It is a remarkable circumstance, which has been noted by Crawfurd, that a name which appears on Ptolemy's Tables as on the coast of the Golden Chersonese, and which must be located somewhere about Maulmain, is Μαλεοῦ Κῶλον, words which in Javanese (Malāyu-Kulon) would signify "Malays of the West." After this the next (possible) occurrence of the name in literature is in the Geography of Edrisi, who describes Malai as a great island in the eastern seas, or rather as occupying the position of the Lemuria of Mr. Sclater, for (in partial accommodation to the Ptolemaic theory of the Indian Sea) it stretched eastward nearly from the coast of Zinj, i.e. of Eastern Africa, to the vicinity of China. Thus it must be uncertain without further accounts whether it is an adumbration of the great Malay islands (as is on the whole probable) or of the Island of the Malagashes (Madagascar), if it is either. We then come to Marco Polo, and after him there is, we believe, no mention of the Malay name till the Portuguese entered the seas of the Archipelago.

[A.D. 690.—Mr. Skeat notes: "I Tsing speaks of the 'Molo-yu country,' i.e. the district W. or N.W. of Palembang in Sumatra.">[

c. 1150.—"The Isle of Malai is very great.... The people devote themselves to very profitable trade; and there are found here elephants, rhinoceroses, and various aromatics and spices, such as clove, cinnamon, nard ... and nutmeg. In the mountains are mines of gold, of excellent quality ... the people also have windmills."—Edrisi, by Jaubert, i. 945.

c. 1273.—A Chinese notice records under this year that tribute was sent from Siam to the Emperor. "The Siamese had long been at war with the Maliyi, or Maliurh, but both nations laid aside their feud and submitted to China."—Notice by Sir T. Wade, in Bowring's Siam, i. 72.

c. 1292.—"You come to an Island which forms a kingdom, and is called Malaiur. The people have a king of their own, and a peculiar language. The city is a fine and noble one, and there is a great trade carried on there. All kinds of spicery are to be found there."—Marco Polo, Bk. iii. ch. 8.

c. 1539.—"... as soon as he had delivered to him the letter, it was translated into the Portugal out of the Malayan tongue wherein it was written."—Pinto, E.T. p. 15.

1548.—"... having made a breach in the wall twelve fathom wide, he assaulted it with 10,000 strangers, Turks, Abyssins, Moors, Malauares, Achems, Jaos, and Malayos."—Ibid. p. 279.

1553.—"And so these Gentiles like the Moors who inhabit the sea-coasts of the Island (Sumatra), although they have each their peculiar language, almost all can speak the Malay of Malacca as being the most general language of those parts."—Barros, III. v. 1.

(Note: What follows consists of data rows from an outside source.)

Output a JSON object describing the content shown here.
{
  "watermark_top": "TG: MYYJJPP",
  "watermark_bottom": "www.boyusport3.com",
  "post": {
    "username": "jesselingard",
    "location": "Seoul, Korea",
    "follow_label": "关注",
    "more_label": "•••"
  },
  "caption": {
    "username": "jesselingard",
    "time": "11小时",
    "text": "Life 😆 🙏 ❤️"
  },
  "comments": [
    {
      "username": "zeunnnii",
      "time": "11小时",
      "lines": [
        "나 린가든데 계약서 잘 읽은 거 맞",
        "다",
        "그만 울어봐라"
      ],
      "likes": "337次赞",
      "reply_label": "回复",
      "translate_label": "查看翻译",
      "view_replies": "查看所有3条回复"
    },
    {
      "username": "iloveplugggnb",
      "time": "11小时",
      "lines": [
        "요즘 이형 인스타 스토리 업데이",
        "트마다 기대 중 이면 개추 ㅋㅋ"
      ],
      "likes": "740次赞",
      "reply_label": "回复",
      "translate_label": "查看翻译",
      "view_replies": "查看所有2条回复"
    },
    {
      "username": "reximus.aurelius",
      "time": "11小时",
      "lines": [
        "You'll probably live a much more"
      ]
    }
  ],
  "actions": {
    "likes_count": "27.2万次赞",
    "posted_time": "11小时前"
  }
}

" "Everything with them is to be a gentleman; and this has such prevalence in those parts that you will never find a native Malay, however poor he may be, who will set his hand to lift a thing of his own or anybody else's; every service must be done by slaves."—Ibid. II. vi. 1.

1610.—"I cannot imagine what the Hollanders meane, to suffer these Malaysians, Chinesians, and Moores of these countries, and to assist them in their free trade thorow all the Indies, and forbid it their owne seruants, countrymen, and Brethern, upon paine of death and losse of goods."—Peter Williamson Floris, in Purchas, i. 321.